2.°) Princípio da prevenção e da precaução: significa que deve ser dada prioridade às medidas que evitem danos ao meio ambiente. A Constituição exige, na forma da lei, a realização de Estudo Prévio de Impacto Ambiental (EIA), que será público, para instalação de obra ou atividade potencialmente causadora de significativa degradação do meio ambiente. A lei determina a proteção de ecossistemas, com preservação de áreas representativas e de áreas ameaçadas de degradação.
3.°) Princípio da educação ambiental ou princípio da informação e da notificação ambiental: o Poder Público deverá promover a educação ambiental em todos os níveis de ensino e a conscientização pública para preservação do meio ambiente (a comunidade deve ser capacitada para participar da defesa do meio ambiente).
4.°) Princípio da participação e cooperação: o Estado e a coletividade têm o dever de defender o meio ambiente e preservá-lo para as gerações presentes e futuras. O Estado e a sociedade devem cooperar na formulação e execução da política ambiental. Os diferentes grupos sociais devem participar dessas atividades juntamente com a Administração Pública. A comunidade deve ser educada com o intuito de estar capacitada para a participação ativa na defesa do meio ambiente.
5.°) Princípio da ubiqüidade: o meio ambiente deve ser levado em consideração antes da e durante a realização de qualquer atividade que venha a ser desenvolvida, de qualquer natureza. Decorre da tutela constitucional da vida e da qualidade de vida.

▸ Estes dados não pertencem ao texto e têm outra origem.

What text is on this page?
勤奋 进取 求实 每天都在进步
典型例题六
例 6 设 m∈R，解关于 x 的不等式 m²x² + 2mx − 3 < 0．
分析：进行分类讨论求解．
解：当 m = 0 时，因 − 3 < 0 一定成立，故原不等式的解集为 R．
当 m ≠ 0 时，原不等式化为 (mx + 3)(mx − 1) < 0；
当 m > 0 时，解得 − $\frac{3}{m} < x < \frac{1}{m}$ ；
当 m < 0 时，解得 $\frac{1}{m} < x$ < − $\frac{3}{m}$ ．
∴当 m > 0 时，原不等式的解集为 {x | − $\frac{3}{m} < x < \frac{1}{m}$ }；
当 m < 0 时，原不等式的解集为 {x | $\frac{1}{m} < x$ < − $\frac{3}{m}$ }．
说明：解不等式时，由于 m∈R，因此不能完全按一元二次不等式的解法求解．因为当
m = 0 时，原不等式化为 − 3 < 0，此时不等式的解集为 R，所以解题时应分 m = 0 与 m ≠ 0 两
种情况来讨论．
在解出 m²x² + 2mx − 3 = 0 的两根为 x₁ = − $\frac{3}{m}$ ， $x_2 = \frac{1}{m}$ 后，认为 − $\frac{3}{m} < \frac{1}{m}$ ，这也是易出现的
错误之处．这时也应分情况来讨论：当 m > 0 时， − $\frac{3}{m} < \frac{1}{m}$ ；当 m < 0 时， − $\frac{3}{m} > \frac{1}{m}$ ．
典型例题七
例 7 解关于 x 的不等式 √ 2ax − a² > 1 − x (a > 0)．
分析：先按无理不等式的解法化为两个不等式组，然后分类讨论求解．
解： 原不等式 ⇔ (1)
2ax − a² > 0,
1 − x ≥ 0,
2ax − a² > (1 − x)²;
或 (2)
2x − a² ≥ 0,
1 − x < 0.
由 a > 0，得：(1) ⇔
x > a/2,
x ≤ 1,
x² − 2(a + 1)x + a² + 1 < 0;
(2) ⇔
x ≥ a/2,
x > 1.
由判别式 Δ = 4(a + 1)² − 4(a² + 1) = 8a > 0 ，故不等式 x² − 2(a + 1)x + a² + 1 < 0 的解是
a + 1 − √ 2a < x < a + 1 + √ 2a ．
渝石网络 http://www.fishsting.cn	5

6.°) Princípio do poluidor-pagador ou da responsabilização: o poluidor é obrigado a corrigir ou recuperar o ambiente, além de cessar a atividade nociva. O responsável pelo dano ambiental deverá indenizar a sociedade. A responsabilidade será objetiva, independentemente de culpa por parte do poluidor. As condutas consideradas lesivas ao meio ambiente sujeitarão os infratores, pessoas físicas ou jurídicas, a sanções penais e administrativas.
7.°) Princípio do desenvolvimento sustentado: a compatibilização do desenvolvimento econômico-social com a preservação da qualidade do meio ambiente e do equilíbrio ecológico. A conciliação dos valores consiste na exploração equilibrada dos recursos naturais, devendo ser observados os limites da satisfação das necessidades e do bem-estar da presente geração, para a conservação do meio ambiente no interesse das gerações futuras.
8.°) Princípio da função sócio-ambiental da propriedade: a Constituição Federal incluiu, entre os pressupostos do cumprimento da função social genérica, a utilização adequada dos recursos naturais disponíveis e preservação do meio ambiente. Fundamentou o princípio segundo o qual a propriedade urbana é formada e condicionada pelo direito urbanístico a fim de cumprir sua função social de propiciar moradia, condições adequadas de trabalho e de circulação humana.